I thought he was a dick. If you are a SAHM you need downtime too. If you are working FT, then you need to spend time with your DCs as well.

I don't understand why anyone would put up with it, but many do.

MortifiedAdams Mon 11-Feb-13 15:58:54

redlac your situation is entirely different. Your DH is actively involved in parenting for 100% of the time he is avaliable.

PrincessRagnhild Mon 11-Feb-13 15:59:05

But redlac, your DP is a hands-on parent on his day off. It doesn't sound like P1 in this scenario is ever hands on or involved...

PrincessRagnhild Mon 11-Feb-13 15:59:16

x-post

NoTeaForMe Mon 11-Feb-13 15:59:48

I know a family just like this Mortified the working parent will have a lie in til 10/11 on a weekend, has never once got up with either child. Does nothing around the house. Barely makes himself a drink. He has never been left with both children, has started to now take the older child out, he's nearly 10, but never the younger one and absolutely never both.

It's not at all a hapy household.

MsVestibule Mon 11-Feb-13 15:59:49

Redlac your situation is nothing like the OP has described, so I'm not sure why you appear to be taking it personally confused.

fairylightsinthesnow Mon 11-Feb-13 16:04:55

DH works full time and me p/t He is actually fab, and very hands on BUT., cannot keep straight things like remembering to take a packed lunch on the days DS needs it, or picking up a bag of nappies I have left in the hall on right by the door to go the CM. I have to remember and organise all of that, even on my work days.

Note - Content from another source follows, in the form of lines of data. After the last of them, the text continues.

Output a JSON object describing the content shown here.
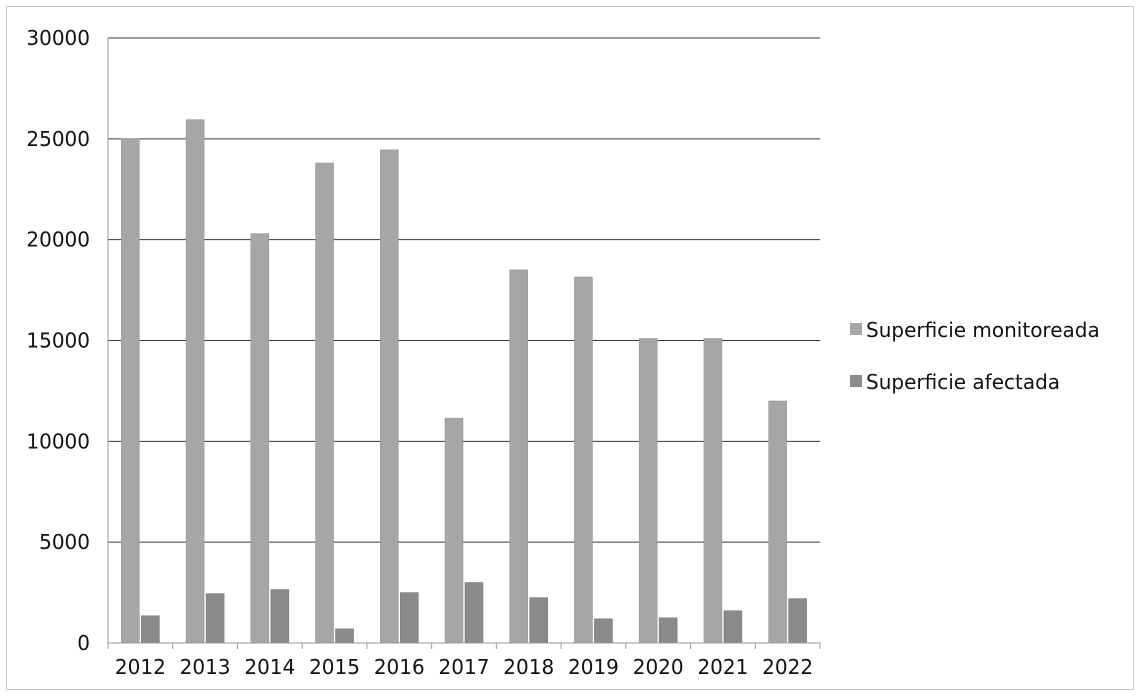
{
  "chart_data": {
    "type": "bar",
    "title": "",
    "xlabel": "",
    "ylabel": "",
    "categories": [
      "2012",
      "2013",
      "2014",
      "2015",
      "2016",
      "2017",
      "2018",
      "2019",
      "2020",
      "2021",
      "2022"
    ],
    "series": [
      {
        "name": "Superficie monitoreada",
        "color": "#a6a6a6",
        "values": [
          25000,
          25950,
          20300,
          23800,
          24450,
          11150,
          18500,
          18150,
          15100,
          15100,
          12000
        ]
      },
      {
        "name": "Superficie afectada",
        "color": "#8a8a8a",
        "values": [
          1350,
          2450,
          2650,
          700,
          2500,
          3000,
          2250,
          1200,
          1250,
          1600,
          2200
        ]
      }
    ],
    "ylim": [
      0,
      30000
    ],
    "yticks": [
      "0",
      "5000",
      "10000",
      "15000",
      "20000",
      "25000",
      "30000"
    ],
    "grid": true,
    "legend_position": "right"
  }
}
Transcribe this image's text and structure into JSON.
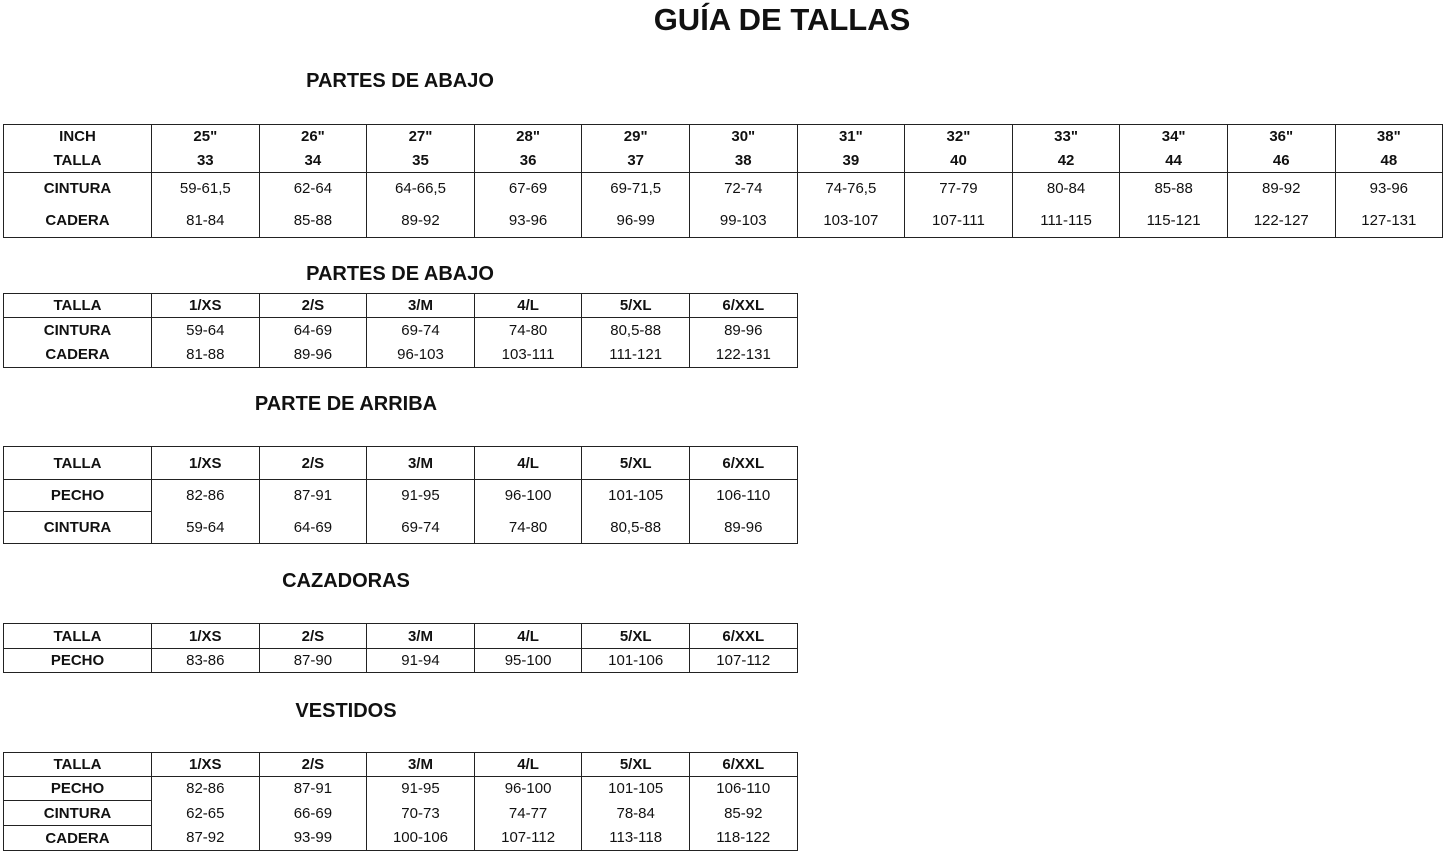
{
  "title": "GUÍA DE TALLAS",
  "sections": [
    {
      "heading": "PARTES DE ABAJO",
      "rows": [
        [
          "INCH",
          "25\"",
          "26\"",
          "27\"",
          "28\"",
          "29\"",
          "30\"",
          "31\"",
          "32\"",
          "33\"",
          "34\"",
          "36\"",
          "38\""
        ],
        [
          "TALLA",
          "33",
          "34",
          "35",
          "36",
          "37",
          "38",
          "39",
          "40",
          "42",
          "44",
          "46",
          "48"
        ],
        [
          "CINTURA",
          "59-61,5",
          "62-64",
          "64-66,5",
          "67-69",
          "69-71,5",
          "72-74",
          "74-76,5",
          "77-79",
          "80-84",
          "85-88",
          "89-92",
          "93-96"
        ],
        [
          "CADERA",
          "81-84",
          "85-88",
          "89-92",
          "93-96",
          "96-99",
          "99-103",
          "103-107",
          "107-111",
          "111-115",
          "115-121",
          "122-127",
          "127-131"
        ]
      ]
    },
    {
      "heading": "PARTES DE ABAJO",
      "rows": [
        [
          "TALLA",
          "1/XS",
          "2/S",
          "3/M",
          "4/L",
          "5/XL",
          "6/XXL"
        ],
        [
          "CINTURA",
          "59-64",
          "64-69",
          "69-74",
          "74-80",
          "80,5-88",
          "89-96"
        ],
        [
          "CADERA",
          "81-88",
          "89-96",
          "96-103",
          "103-111",
          "111-121",
          "122-131"
        ]
      ]
    },
    {
      "heading": "PARTE DE ARRIBA",
      "rows": [
        [
          "TALLA",
          "1/XS",
          "2/S",
          "3/M",
          "4/L",
          "5/XL",
          "6/XXL"
        ],
        [
          "PECHO",
          "82-86",
          "87-91",
          "91-95",
          "96-100",
          "101-105",
          "106-110"
        ],
        [
          "CINTURA",
          "59-64",
          "64-69",
          "69-74",
          "74-80",
          "80,5-88",
          "89-96"
        ]
      ]
    },
    {
      "heading": "CAZADORAS",
      "rows": [
        [
          "TALLA",
          "1/XS",
          "2/S",
          "3/M",
          "4/L",
          "5/XL",
          "6/XXL"
        ],
        [
          "PECHO",
          "83-86",
          "87-90",
          "91-94",
          "95-100",
          "101-106",
          "107-112"
        ]
      ]
    },
    {
      "heading": "VESTIDOS",
      "rows": [
        [
          "TALLA",
          "1/XS",
          "2/S",
          "3/M",
          "4/L",
          "5/XL",
          "6/XXL"
        ],
        [
          "PECHO",
          "82-86",
          "87-91",
          "91-95",
          "96-100",
          "101-105",
          "106-110"
        ],
        [
          "CINTURA",
          "62-65",
          "66-69",
          "70-73",
          "74-77",
          "78-84",
          "85-92"
        ],
        [
          "CADERA",
          "87-92",
          "93-99",
          "100-106",
          "107-112",
          "113-118",
          "118-122"
        ]
      ]
    }
  ]
}
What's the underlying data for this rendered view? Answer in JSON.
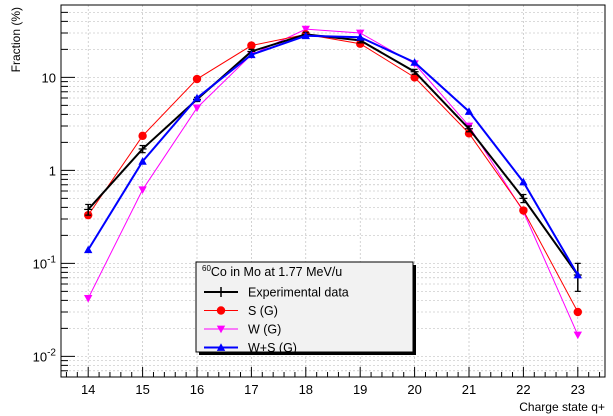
{
  "chart_data": {
    "type": "line",
    "xlabel": "Charge state q+",
    "ylabel": "Fraction (%)",
    "xlim": [
      13.5,
      23.5
    ],
    "ylim": [
      0.006,
      60
    ],
    "log_y": true,
    "grid": true,
    "x_ticks": [
      14,
      15,
      16,
      17,
      18,
      19,
      20,
      21,
      22,
      23
    ],
    "y_ticks": [
      {
        "value": 0.01,
        "base": "10",
        "exp": "-2"
      },
      {
        "value": 0.1,
        "base": "10",
        "exp": "-1"
      },
      {
        "value": 1,
        "base": "1",
        "exp": ""
      },
      {
        "value": 10,
        "base": "10",
        "exp": ""
      }
    ],
    "legend": {
      "placement": "bottom-center",
      "header_super": "60",
      "header": "Co in Mo at 1.77 MeV/u"
    },
    "series": [
      {
        "name": "Experimental data",
        "color": "#000000",
        "marker": "errorbar",
        "x": [
          14,
          15,
          16,
          17,
          18,
          19,
          20,
          21,
          22,
          23
        ],
        "y": [
          0.38,
          1.7,
          5.8,
          19,
          29,
          25,
          11.5,
          2.8,
          0.5,
          0.075
        ],
        "err_low": [
          0.33,
          1.55,
          5.5,
          18,
          27.5,
          23.5,
          10.8,
          2.6,
          0.45,
          0.05
        ],
        "err_high": [
          0.43,
          1.85,
          6.1,
          20,
          30.5,
          26.5,
          12.2,
          3.0,
          0.55,
          0.1
        ]
      },
      {
        "name": "S (G)",
        "color": "#ff0000",
        "marker": "circle",
        "x": [
          14,
          15,
          16,
          17,
          18,
          19,
          20,
          21,
          22,
          23
        ],
        "y": [
          0.33,
          2.35,
          9.6,
          22,
          29,
          23,
          10,
          2.5,
          0.37,
          0.03
        ]
      },
      {
        "name": "W (G)",
        "color": "#ff00ff",
        "marker": "triangle-down",
        "x": [
          14,
          15,
          16,
          17,
          18,
          19,
          20,
          21,
          22,
          23
        ],
        "y": [
          0.042,
          0.62,
          4.7,
          17.5,
          33,
          30,
          14,
          3.0,
          0.36,
          0.017
        ]
      },
      {
        "name": "W+S (G)",
        "color": "#0000ff",
        "marker": "triangle-up",
        "x": [
          14,
          15,
          16,
          17,
          18,
          19,
          20,
          21,
          22,
          23
        ],
        "y": [
          0.14,
          1.25,
          6.0,
          17.5,
          28,
          27,
          14.5,
          4.3,
          0.75,
          0.075
        ]
      }
    ]
  }
}
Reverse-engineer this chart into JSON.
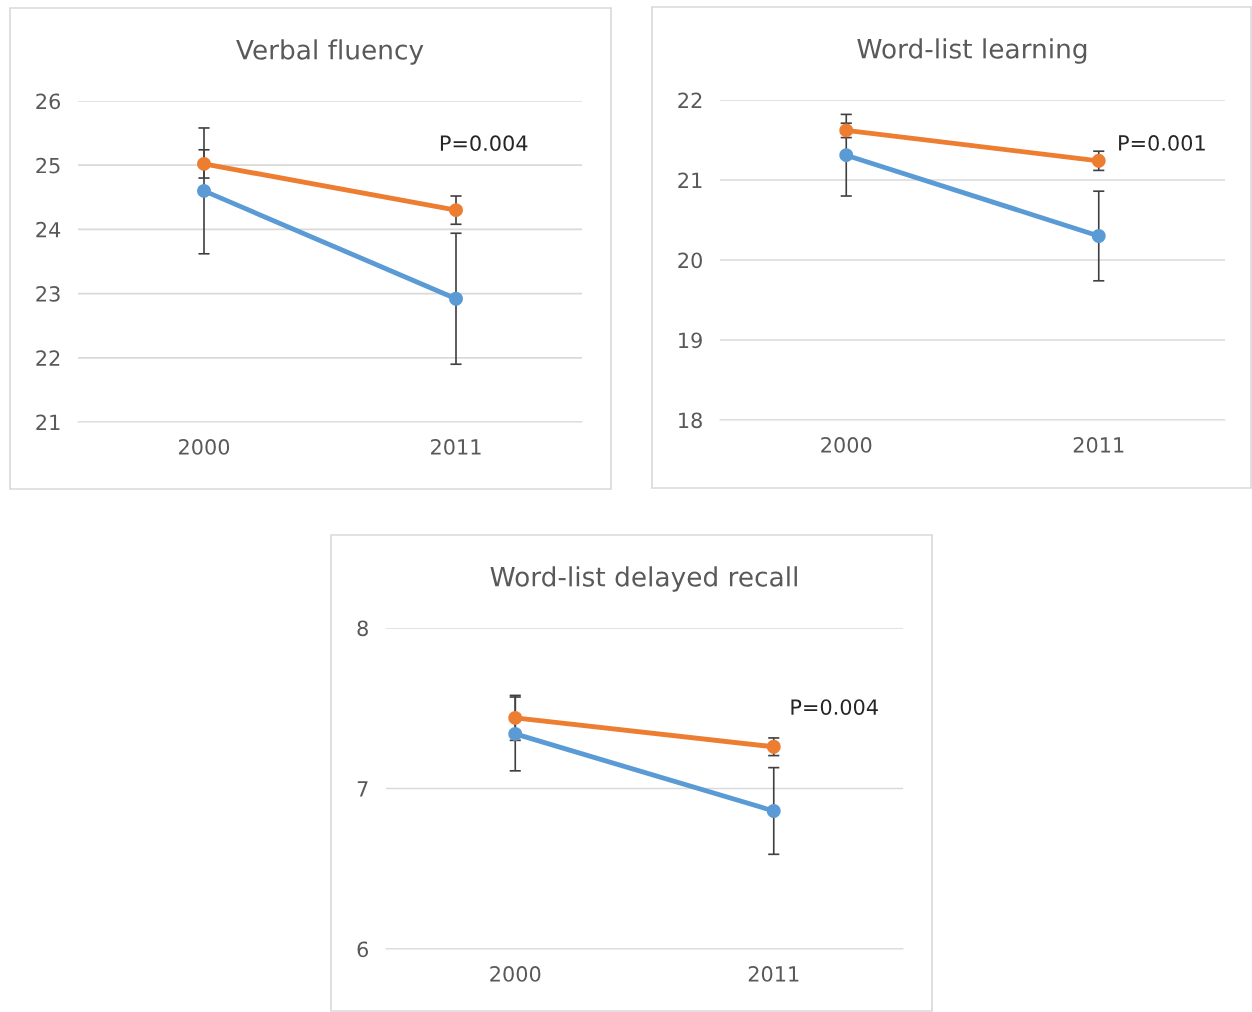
{
  "chart_data": [
    {
      "type": "line",
      "title": "Verbal fluency",
      "categories": [
        "2000",
        "2011"
      ],
      "ylim": [
        21,
        26
      ],
      "yticks": [
        21,
        22,
        23,
        24,
        25,
        26
      ],
      "grid": "y",
      "marker": "circle",
      "line_style": "solid",
      "legend": false,
      "series": [
        {
          "color": "#5b9bd5",
          "values": [
            24.6,
            22.92
          ],
          "errors": [
            0.98,
            1.02
          ]
        },
        {
          "color": "#ed7d31",
          "values": [
            25.02,
            24.3
          ],
          "errors": [
            0.22,
            0.22
          ]
        }
      ],
      "annotations": [
        "P=0.004"
      ]
    },
    {
      "type": "line",
      "title": "Word-list learning",
      "categories": [
        "2000",
        "2011"
      ],
      "ylim": [
        18,
        22
      ],
      "yticks": [
        18,
        19,
        20,
        21,
        22
      ],
      "grid": "y",
      "marker": "circle",
      "line_style": "solid",
      "legend": false,
      "series": [
        {
          "color": "#5b9bd5",
          "values": [
            21.31,
            20.3
          ],
          "errors": [
            0.51,
            0.56
          ]
        },
        {
          "color": "#ed7d31",
          "values": [
            21.62,
            21.24
          ],
          "errors": [
            0.09,
            0.12
          ]
        }
      ],
      "annotations": [
        "P=0.001"
      ]
    },
    {
      "type": "line",
      "title": "Word-list delayed recall",
      "categories": [
        "2000",
        "2011"
      ],
      "ylim": [
        6,
        8
      ],
      "yticks": [
        6,
        7,
        8
      ],
      "grid": "y",
      "marker": "circle",
      "line_style": "solid",
      "legend": false,
      "series": [
        {
          "color": "#5b9bd5",
          "values": [
            7.34,
            6.86
          ],
          "errors": [
            0.23,
            0.27
          ]
        },
        {
          "color": "#ed7d31",
          "values": [
            7.44,
            7.26
          ],
          "errors": [
            0.14,
            0.055
          ]
        }
      ],
      "annotations": [
        "P=0.004"
      ]
    }
  ]
}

redlac Mon 11-Feb-13 16:05:33

Not taking anything personally but just trying to put a different view point across as per the original opening post. OP clarified that our situations are different in a subsequent post

Emsmaman Mon 11-Feb-13 16:05:40

Cailindana hear hear. PrincessRagnhild I went to uni with someone with your name, never could pronouce it, she gave up and got us all to call her raggie.

Back on topic, I can see it from both sides, I have been P2 at times and it's easy to fall into that trap and find it hard to have the confidence to get out of it. I have to actively find reasons for DH to look after DD on his own, as if it's the both of us it will revert to me doing all the nappies, food, entertaining while DH looks at his laptop...I constructed 2 reasons on the weekend to get out of the house for an hour or two each time to leave the two of them alone. Many friends have said that their DH's don't have much confidence with the kids if they don't get much alone time, so it becomes a vicious circle, so I'm trying to reverse the trend...hard when we have so little family time together though.